Um monumento permanente em homenagem aos 41 anos do Movimento dos Trabalhadores Rurais Sem Terra (MST) está sendo construído dentro do campus da Universidade Federal de Santa Catarina (UFSC), na Trindade, em Florianópolis. A obra está sendo erguida no local onde ficava a antiga Concha Acústica da universidade, espaço que durante anos foi dedicado a apresentações artísticas e culturais abertas à comunidade.
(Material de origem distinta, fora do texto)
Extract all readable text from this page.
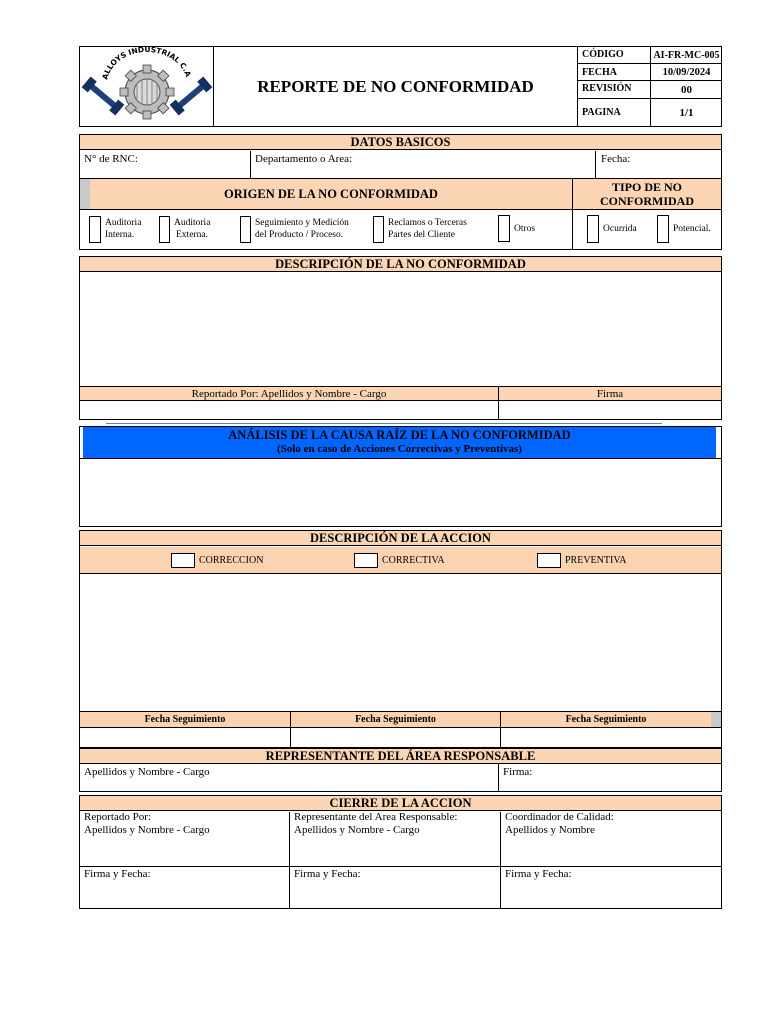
ALLOYS INDUSTRIAL C.A
REPORTE DE NO CONFORMIDAD
CÓDIGO	AI-FR-MC-005
FECHA	10/09/2024
REVISIÓN	00
PAGINA	1/1
DATOS BASICOS
N° de RNC:	Departamento o Area:	Fecha:
ORIGEN DE LA NO CONFORMIDAD	TIPO DE NO
CONFORMIDAD
Auditoria
Interna.
Auditoria
Externa.
Seguimiento y Medición
del Producto / Proceso.
Reclamos o Terceras
Partes del Cliente
Otros	Ocurrida	Potencial.
DESCRIPCIÓN DE LA NO CONFORMIDAD
Reportado Por: Apellidos y Nombre - Cargo	Firma
ANÁLISIS DE LA CAUSA RAÍZ DE LA NO CONFORMIDAD
(Solo en caso de Acciones Correctivas y Preventivas)
DESCRIPCIÓN DE LA ACCION
CORRECCION	CORRECTIVA	PREVENTIVA
Fecha Seguimiento	Fecha Seguimiento	Fecha Seguimiento
REPRESENTANTE DEL ÁREA RESPONSABLE
Apellidos y Nombre - Cargo	Firma:
CIERRE DE LA ACCION
Reportado Por:
Apellidos y Nombre - Cargo
Representante del Area Responsable:
Apellidos y Nombre - Cargo
Coordinador de Calidad:
Apellidos y Nombre
Firma y Fecha:	Firma y Fecha:	Firma y Fecha:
Conforme informações divulgadas pela própria UFSC, o monumento faz parte do chamado Projeto Pontes de Esperança, uma parceria entre a universidade, a Universidade do Estado de Santa Catarina (Udesc) e movimentos sociais populares, incluindo o próprio MST.
Como surgiu o projeto
O planejamento da obra teve início no segundo semestre de 2025, com a realização de oficinas artístico-pedagógicas que reuniram professores universitários, professores da rede pública, estudantes, servidores e integrantes de movimentos sociais do campo e da cidade. O objetivo declarado foi construir coletivamente um monumento artístico no marco dos 41 anos do MST em Santa Catarina.
Em fevereiro de 2026, o grupo se reuniu na sede do Núcleo de Integração Multicultural Popular Esportivo (Nimpe) para definir o local da instalação. Segundo a UFSC, houve consenso de que a obra deveria ser erguida no espaço da antiga Concha Acústica, na Praça da Cidadania do campus da Trindade, em frente ao prédio da Reitoria.
A programação de inauguração ocorreu entre os dias 22 e 24 de maio, com oficinas de cerâmica, serigrafia, saraus, cineclubes e um ato celebrativo no domingo. A construção, no entanto, segue em andamento.
Reação contra
A decisão de erguer o monumento gerou forte reação de setores empresariais e políticos de Santa Catarina. A Associação Empresarial de Florianópolis (ACIF) divulgou nota pública em que classifica a homenagem como inadequada.
“Consideramos inadequado que uma universidade pública, mantida pelos impostos pagos por toda a população, destine espaço permanente para homenagear um movimento que, ao longo de sua trajetória, esteve envolvido em intensos debates políticos e ideológicos e que não representa o conjunto da sociedade brasileira”
A nota da ACIF foi publicada na segunda-feira, 1º de junho.
Político lança abaixo-assinado
O caso também repercutiu nas redes sociais. O político catarinense Bruno Souza gravou um vídeo no próprio campus da UFSC em que critica duramente a iniciativa e pede mobilização popular contra a construção do monumento.
“A Universidade Federal era para ser um espaço dedicado exclusivamente ao ensino, ao aprendizado, à pesquisa. Mas não, ao invés disso, ficam criando monumentos para fazer a cabeça de estudante revolucionário de corredor”
Bruno Souza também lançou um abaixo-assinado contra a construção do monumento. “Santa Catarina não gosta de criminosos. Santa Catarina acorda cedo e trabalha, por isso nós podemos impedir isso. Assine o abaixo-assinado contra esse absurdo”, afirmou no vídeo.
O abaixo-assinado pode ser acessado pelo link: assina.org/abaixoassinadocontraahomenagemaomstnaufsc.
Alunos também reagem
A reação contra o monumento não se limita a entidades e políticos. Parte dos próprios alunos da UFSC também se posicionou contra a homenagem, engrossando o abaixo-assinado e questionando o uso do espaço universitário para fins que consideram ideológicos.
A polêmica reacende o debate sobre o papel das universidades públicas federais no Brasil. Críticos argumentam que a homenagem a um movimento político dentro de uma instituição de ensino mantida com recursos públicos configura uso indevido do espaço para fins ideológicos. Defensores da iniciativa sustentam que a universidade deve ser um espaço de pluralidade e que o monumento faz parte de um projeto artístico-pedagógico.
Até a publicação desta reportagem, a reitoria da UFSC não havia se pronunciado especificamente sobre as críticas. O abaixo-assinado segue em circulação e o caso continua gerando posicionamentos em Santa Catarina.